Performance Estimate

Tokens/sec ~90.0
Batch size 32

info Technical Analysis

The NVIDIA RTX 3090, with its substantial 24GB of GDDR6X VRAM and Ampere architecture, offers ample resources for running the BGE-Small-EN embedding model. BGE-Small-EN's tiny 0.03B parameter size and minimal 0.1GB VRAM footprint mean that the RTX 3090 has significant headroom, ensuring smooth operation even under heavy load. The RTX 3090's 0.94 TB/s memory bandwidth further contributes to efficient data transfer, crucial for minimizing latency during inference. The presence of 10496 CUDA cores and 328 Tensor Cores in the RTX 3090 also accelerates the model's computations, leading to faster embedding generation.

lightbulb Recommendation

Given the RTX 3090's capabilities, users can comfortably explore higher batch sizes to maximize throughput without encountering memory constraints. Experiment with different inference frameworks like `vLLM` or `text-generation-inference` to potentially further optimize performance. While the model is already small, consider further quantization to INT8 or even INT4 if you want to push for maximum throughput, although the performance gain may be minimal due to the model's small size.

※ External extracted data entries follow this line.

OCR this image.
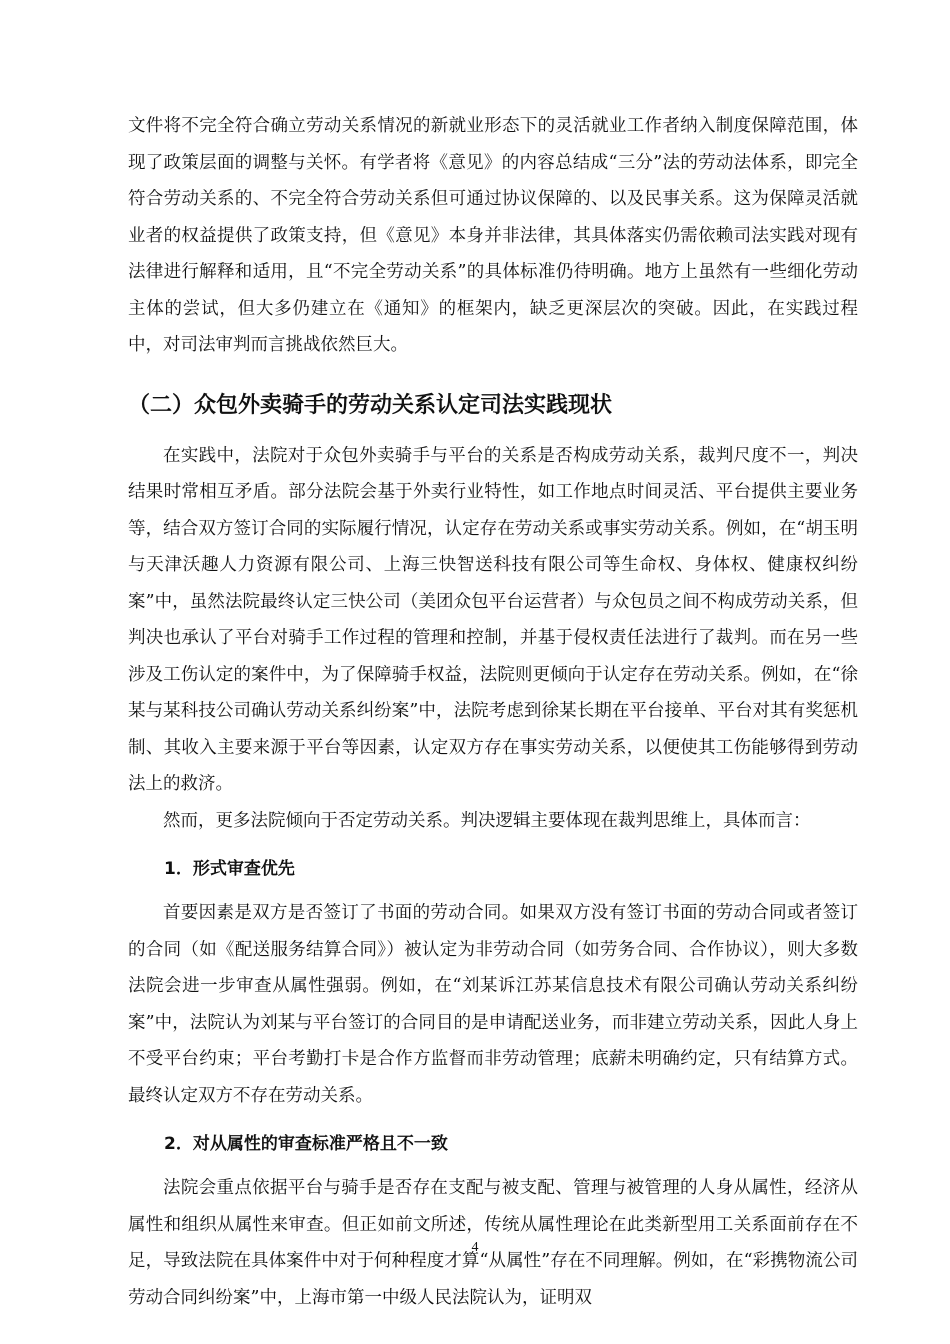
文件将不完全符合确立劳动关系情况的新就业形态下的灵活就业工作者纳入制度保障范围，体现了政策层面的调整与关怀。有学者将《意见》的内容总结成“三分”法的劳动法体系，即完全符合劳动关系的、不完全符合劳动关系但可通过协议保障的、以及民事关系。这为保障灵活就业者的权益提供了政策支持，但《意见》本身并非法律，其具体落实仍需依赖司法实践对现有法律进行解释和适用，且“不完全劳动关系”的具体标准仍待明确。地方上虽然有一些细化劳动主体的尝试，但大多仍建立在《通知》的框架内，缺乏更深层次的突破。因此，在实践过程中，对司法审判而言挑战依然巨大。

（二）众包外卖骑手的劳动关系认定司法实践现状

在实践中，法院对于众包外卖骑手与平台的关系是否构成劳动关系，裁判尺度不一，判决结果时常相互矛盾。部分法院会基于外卖行业特性，如工作地点时间灵活、平台提供主要业务等，结合双方签订合同的实际履行情况，认定存在劳动关系或事实劳动关系。例如，在“胡玉明与天津沃趣人力资源有限公司、上海三快智送科技有限公司等生命权、身体权、健康权纠纷案”中，虽然法院最终认定三快公司（美团众包平台运营者）与众包员之间不构成劳动关系，但判决也承认了平台对骑手工作过程的管理和控制，并基于侵权责任法进行了裁判。而在另一些涉及工伤认定的案件中，为了保障骑手权益，法院则更倾向于认定存在劳动关系。例如，在“徐某与某科技公司确认劳动关系纠纷案”中，法院考虑到徐某长期在平台接单、平台对其有奖惩机制、其收入主要来源于平台等因素，认定双方存在事实劳动关系，以便使其工伤能够得到劳动法上的救济。

然而，更多法院倾向于否定劳动关系。判决逻辑主要体现在裁判思维上，具体而言：

1．形式审查优先

首要因素是双方是否签订了书面的劳动合同。如果双方没有签订书面的劳动合同或者签订的合同（如《配送服务结算合同》）被认定为非劳动合同（如劳务合同、合作协议），则大多数法院会进一步审查从属性强弱。例如，在“刘某诉江苏某信息技术有限公司确认劳动关系纠纷案”中，法院认为刘某与平台签订的合同目的是申请配送业务，而非建立劳动关系，因此人身上不受平台约束；平台考勤打卡是合作方监督而非劳动管理；底薪未明确约定，只有结算方式。最终认定双方不存在劳动关系。

2．对从属性的审查标准严格且不一致

法院会重点依据平台与骑手是否存在支配与被支配、管理与被管理的人身从属性，经济从属性和组织从属性来审查。但正如前文所述，传统从属性理论在此类新型用工关系面前存在不足，导致法院在具体案件中对于何种程度才算“从属性”存在不同理解。例如，在“彩携物流公司劳动合同纠纷案”中，上海市第一中级人民法院认为，证明双

4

Monitor GPU utilization to ensure optimal resource allocation and prevent bottlenecks in your embedding pipeline.

tune Recommended Settings

Batch_Size
32
Context_Length
512
Other_Settings
['Enable CUDA graph capture', 'Use TensorRT for further optimization']
Inference_Framework
vLLM
Quantization_Suggested
INT8

help Frequently Asked Questions

Is BGE-Small-EN compatible with NVIDIA RTX 3090? expand_more
Yes, BGE-Small-EN is fully compatible with the NVIDIA RTX 3090, with substantial resources to spare.
What VRAM is needed for BGE-Small-EN? expand_more
BGE-Small-EN requires approximately 0.1GB of VRAM when using FP16 precision.
How fast will BGE-Small-EN run on NVIDIA RTX 3090? expand_more
You can expect approximately 90 tokens per second on the NVIDIA RTX 3090, potentially higher with optimized settings and frameworks.